今、建築家にとってリノベーションの設計は当たり前のものとなっています。現在のような状況に至るまでに、リノベーションの枠組みの中で建築作品を実現しようとする様々な試行錯誤が見られました。その中で生まれたアプローチのひとつに、従来は二次的なものと考えられてきた建築要素を、空間の主題として扱い設計する方法があると言えます。
そのような“部材”から考える設計手法をテーマとして、建築家の藤田雄介に話を聞きました。
前編では、建具と部品を自らデザインし、マイクロメーカー「戸戸」も運営する建築家の藤田雄介が自身の設計方法について語ります。
最新の建築作品「ジャジャハウス」での大型建具による試みや、そこで実践された構造と建具の関係の組み直しというテーマ、集合住宅の住戸リノベーション「白と黒の家」での水まわりのアイデアなど。
これまでに、リノベーション住宅作品を多く手掛け、評価されてきた藤田雄介が、今考える設計手法とはどのようなものでしょうか。
柱の間を通り抜ける建具
────藤田さんの最新作である「ジャジャハウス」は、藤田さんがリノベーションで培ってきた建具の手法を新築で展開されたという印象があります。まず「ジャジャハウス」の概要を教えてください。

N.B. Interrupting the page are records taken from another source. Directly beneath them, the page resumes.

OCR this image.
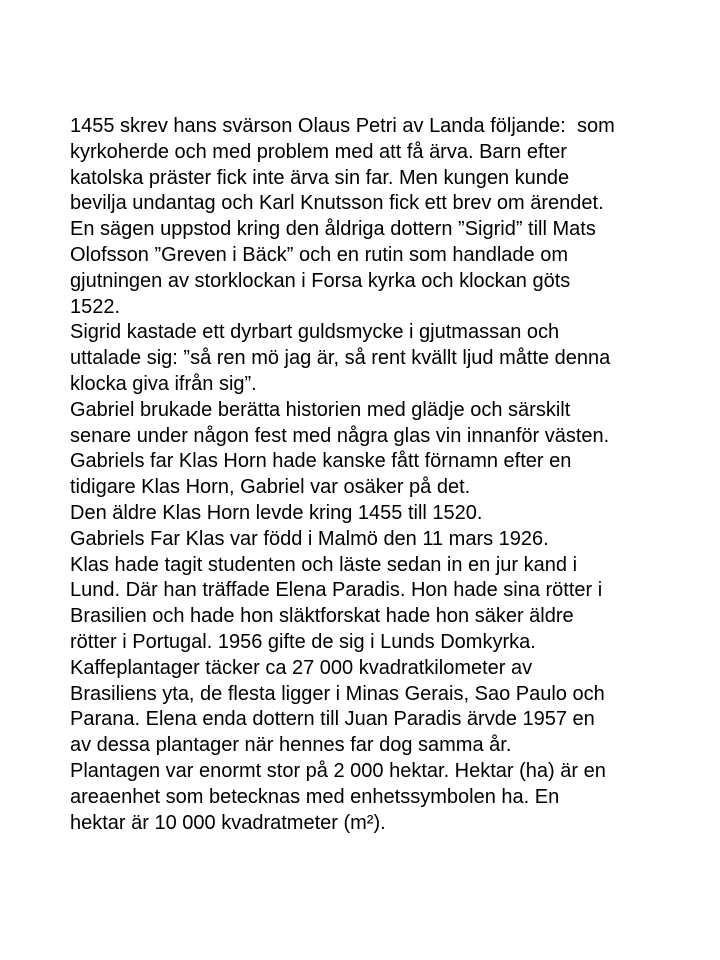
1455 skrev hans svärson Olaus Petri av Landa följande:  som
kyrkoherde och med problem med att få ärva. Barn efter
katolska präster fick inte ärva sin far. Men kungen kunde
bevilja undantag och Karl Knutsson fick ett brev om ärendet.
En sägen uppstod kring den åldriga dottern ”Sigrid” till Mats
Olofsson ”Greven i Bäck” och en rutin som handlade om
gjutningen av storklockan i Forsa kyrka och klockan göts
1522.
Sigrid kastade ett dyrbart guldsmycke i gjutmassan och
uttalade sig: ”så ren mö jag är, så rent kvällt ljud måtte denna
klocka giva ifrån sig”.
Gabriel brukade berätta historien med glädje och särskilt
senare under någon fest med några glas vin innanför västen.
Gabriels far Klas Horn hade kanske fått förnamn efter en
tidigare Klas Horn, Gabriel var osäker på det.
Den äldre Klas Horn levde kring 1455 till 1520.
Gabriels Far Klas var född i Malmö den 11 mars 1926.
Klas hade tagit studenten och läste sedan in en jur kand i
Lund. Där han träffade Elena Paradis. Hon hade sina rötter i
Brasilien och hade hon släktforskat hade hon säker äldre
rötter i Portugal. 1956 gifte de sig i Lunds Domkyrka.
Kaffeplantager täcker ca 27 000 kvadratkilometer av
Brasiliens yta, de flesta ligger i Minas Gerais, Sao Paulo och
Parana. Elena enda dottern till Juan Paradis ärvde 1957 en
av dessa plantager när hennes far dog samma år.
Plantagen var enormt stor på 2 000 hektar. Hektar (ha) är en
areaenhet som betecknas med enhetssymbolen ha. En
hektar är 10 000 kvadratmeter (m²).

藤田:明治大学教授で建築史家の青井哲人さんと青井亭菲さん夫妻、学生のお子さん2人に加えて、青井さんたちの若い知人2人が暮らす住宅です。
お子さん2人と知人2人は将来的に出ていく可能性が大きいことと、室内に公民館のように開かれた会所というパブリックな場が入ること。そしてシェアキッチンにも使えるようなかなり大きな厨房空間を設けることが早い段階から決まっていました。
────現代的なプログラムですね。
藤田:今回、土地探しから参加させてもらう中で、多少計画は変化したのですが、家族以外の人が一緒に住むのは、設計が始まる前から決まっていました。

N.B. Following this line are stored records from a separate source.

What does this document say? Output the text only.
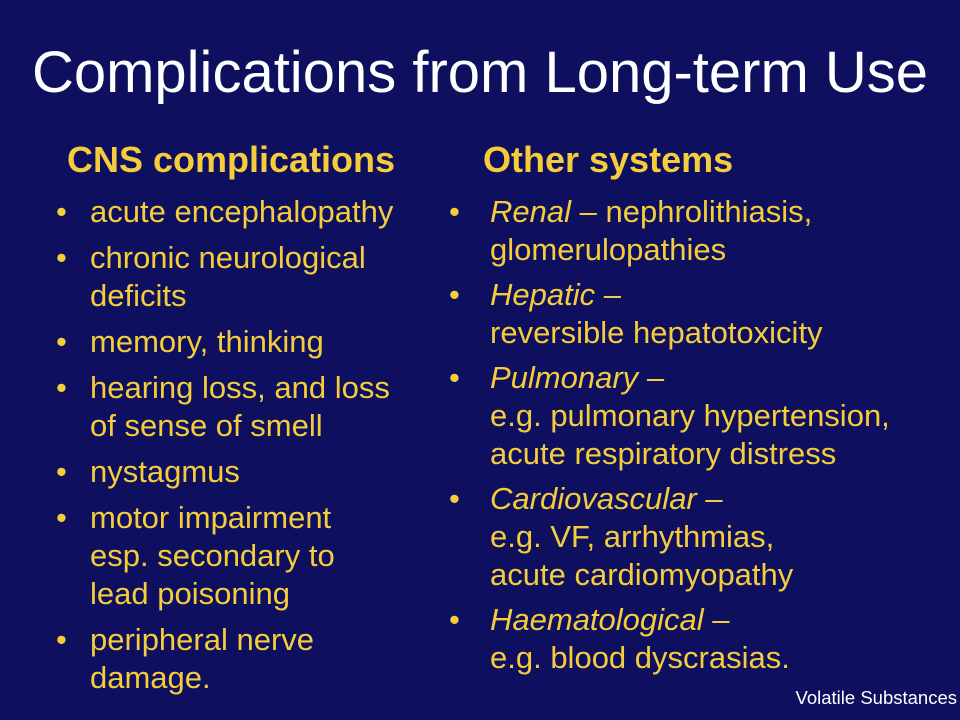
Complications from Long-term Use
CNS complications Other systems
• acute encephalopathy
• chronic neurological
deficits
• memory, thinking
• hearing loss, and loss
of sense of smell
• nystagmus
• motor impairment
esp. secondary to
lead poisoning
• peripheral nerve
damage.
• Renal – nephrolithiasis,
glomerulopathies
• Hepatic –
reversible hepatotoxicity
• Pulmonary –
e.g. pulmonary hypertension,
acute respiratory distress
• Cardiovascular –
e.g. VF, arrhythmias,
acute cardiomyopathy
• Haematological –
e.g. blood dyscrasias.
Volatile Substances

青井さんからは、人が集まる場所について建具で領域を分けながら色々なことができる空間にしたい。なおかつ建具の新たな展開を見せてほしい、というテーマをいただきました。
以下の写真はクリックで拡大します
────それは藤田さんが建具を設計のキーポイントにしているのを青井さんも知っていたということでしょうか?

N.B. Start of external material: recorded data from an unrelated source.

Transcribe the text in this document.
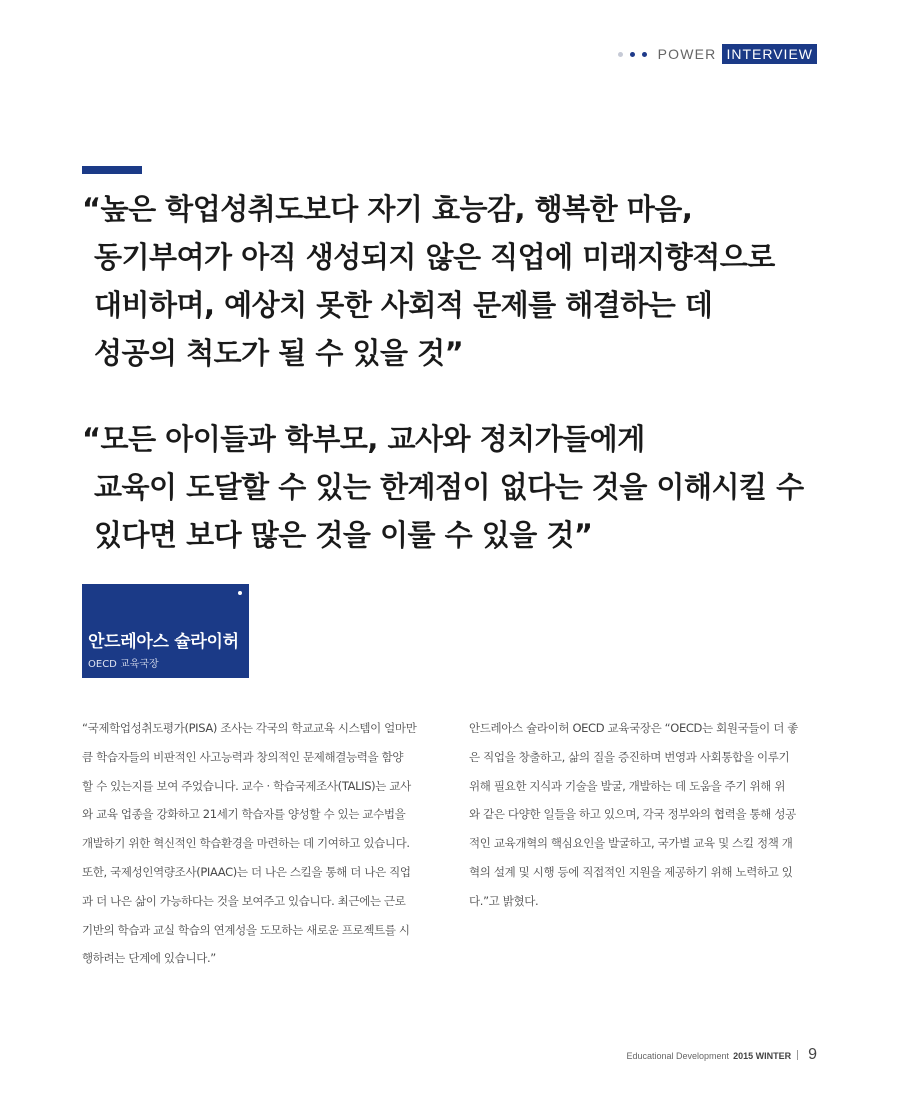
POWER INTERVIEW
“높은 학업성취도보다 자기 효능감, 행복한 마음,
동기부여가 아직 생성되지 않은 직업에 미래지향적으로
대비하며, 예상치 못한 사회적 문제를 해결하는 데
성공의 척도가 될 수 있을 것”
“모든 아이들과 학부모, 교사와 정치가들에게
교육이 도달할 수 있는 한계점이 없다는 것을 이해시킬 수
있다면 보다 많은 것을 이룰 수 있을 것”
안드레아스 슐라이허
OECD 교육국장
“국제학업성취도평가(PISA) 조사는 각국의 학교교육 시스템이 얼마만
큼 학습자들의 비판적인 사고능력과 창의적인 문제해결능력을 함양
할 수 있는지를 보여 주었습니다. 교수 · 학습국제조사(TALIS)는 교사
와 교육 업종을 강화하고 21세기 학습자를 양성할 수 있는 교수법을
개발하기 위한 혁신적인 학습환경을 마련하는 데 기여하고 있습니다.
또한, 국제성인역량조사(PIAAC)는 더 나은 스킬을 통해 더 나은 직업
과 더 나은 삶이 가능하다는 것을 보여주고 있습니다. 최근에는 근로
기반의 학습과 교실 학습의 연계성을 도모하는 새로운 프로젝트를 시
행하려는 단계에 있습니다.”
안드레아스 슐라이허 OECD 교육국장은 “OECD는 회원국들이 더 좋
은 직업을 창출하고, 삶의 질을 증진하며 번영과 사회통합을 이루기
위해 필요한 지식과 기술을 발굴, 개발하는 데 도움을 주기 위해 위
와 같은 다양한 일들을 하고 있으며, 각국 정부와의 협력을 통해 성공
적인 교육개혁의 핵심요인을 발굴하고, 국가별 교육 및 스킬 정책 개
혁의 설계 및 시행 등에 직접적인 지원을 제공하기 위해 노력하고 있
다.”고 밝혔다.
Educational Development 2015 WINTER 9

藤田:そうですね。現在、私が明治大学の後期博士課程で青井研究室に所属しているので、普段の設計活動について知ってもらっていたのでしょう。
「ジャジャハウス」で建具を特徴的に使ったのは、2階です。
室内を縦横に9分割する梁のグリッドを設定し、梁の交点に入るはずの105ミリ角柱を75ミリ角×4本の束ね柱に置き換えました。それによって梁下に仕込んだ建具が柱の間を通り抜けてグリッドを横断し、空間を分節したり繋げたりします。